Again, as can be found in Fig. 7b, all 110 normal HS signals were classified correctly. Two NOHCM HS samples were classified as normal, and four samples were misclassified between the two pathologic HSs. This is because both OHCM and NOHCM exhibit abnormal myocardium hypertrophy, producing a similar heart murmur, thus leading to the classification error between the two. Second, the HS signal in the acquisition process is present in the background noise and other interference signals in the body, although the signal has gone in the denoising, there is still a subtle interference, this interference noise leads to the characteristics of the signal is blurred, thus generating classification errors. However, in general, good triple classification results were obtained in HCMD with accuracy, specificity, precision, UAR, and F1 scores of 98.12%, 99.03%, 98.26%, 98.00%, and 98.05%, respectively, which verified the effectiveness of the proposed method.

Conclusion

Aiming at the poor classification accuracy and feature redundancy of the previous research in the PCCD, this study proposes a multilevel feature encoding algorithm based on frequency-balanced power spectral intensity.

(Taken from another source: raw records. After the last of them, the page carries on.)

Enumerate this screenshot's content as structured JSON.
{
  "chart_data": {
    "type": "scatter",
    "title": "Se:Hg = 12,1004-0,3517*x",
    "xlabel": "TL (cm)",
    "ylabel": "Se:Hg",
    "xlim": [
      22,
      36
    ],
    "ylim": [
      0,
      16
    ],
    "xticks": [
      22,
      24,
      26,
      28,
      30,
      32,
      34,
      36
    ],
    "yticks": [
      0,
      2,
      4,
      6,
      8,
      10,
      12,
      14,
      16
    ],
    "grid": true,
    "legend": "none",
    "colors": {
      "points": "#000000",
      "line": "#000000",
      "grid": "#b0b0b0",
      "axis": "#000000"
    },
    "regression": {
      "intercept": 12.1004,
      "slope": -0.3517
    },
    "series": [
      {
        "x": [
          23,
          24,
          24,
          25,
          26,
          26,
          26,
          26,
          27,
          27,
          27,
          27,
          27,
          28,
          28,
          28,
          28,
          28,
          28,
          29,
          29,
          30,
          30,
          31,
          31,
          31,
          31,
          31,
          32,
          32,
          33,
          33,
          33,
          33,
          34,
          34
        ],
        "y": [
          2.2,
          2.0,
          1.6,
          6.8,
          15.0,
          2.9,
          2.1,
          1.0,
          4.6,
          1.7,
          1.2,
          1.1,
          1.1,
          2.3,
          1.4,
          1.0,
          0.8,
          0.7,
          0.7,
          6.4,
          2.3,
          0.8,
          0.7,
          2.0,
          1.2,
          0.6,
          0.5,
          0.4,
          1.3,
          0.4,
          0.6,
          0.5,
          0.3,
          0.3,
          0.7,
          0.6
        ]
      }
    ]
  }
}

After the FBPSI extraction, a series of experiments have been accomplished with different parameter settings including weights, window lengths, reference points, and decomposition methods to get the optimal encoder. Finally, 128-dimensional features are extracted based on the FBPSI envelope using multiple overlapping windows of length 9 and fed into the EBTC for classification. The proposed method is evaluated by applying five performance metrics and the results show that MLFE can improve the classification accuracy to 98.73%. The proposed method has better accuracy, UAR and F1 scores, and simple feature computation as compared to other literature algorithms. It also achieves good performance metrics on the self-collected HCM dataset with high accuracy of 98.12% which provides useful reference to help physicians in clinical diagnosis.

Future work: The algorithm still has some limitations, and the specificity of the algorithm needs to be improved. Explore the feasibility of unifying the sampling frequency of different datasets. In the future, we should add more kinds of HS data to our experimental dataset and apply more public datasets to validate our method. In addition, since it takes time to set the optimal parameters for different datasets, we will investigate an adaptive algorithm to automatically determine the optimal parameters for a more effective HS classification model.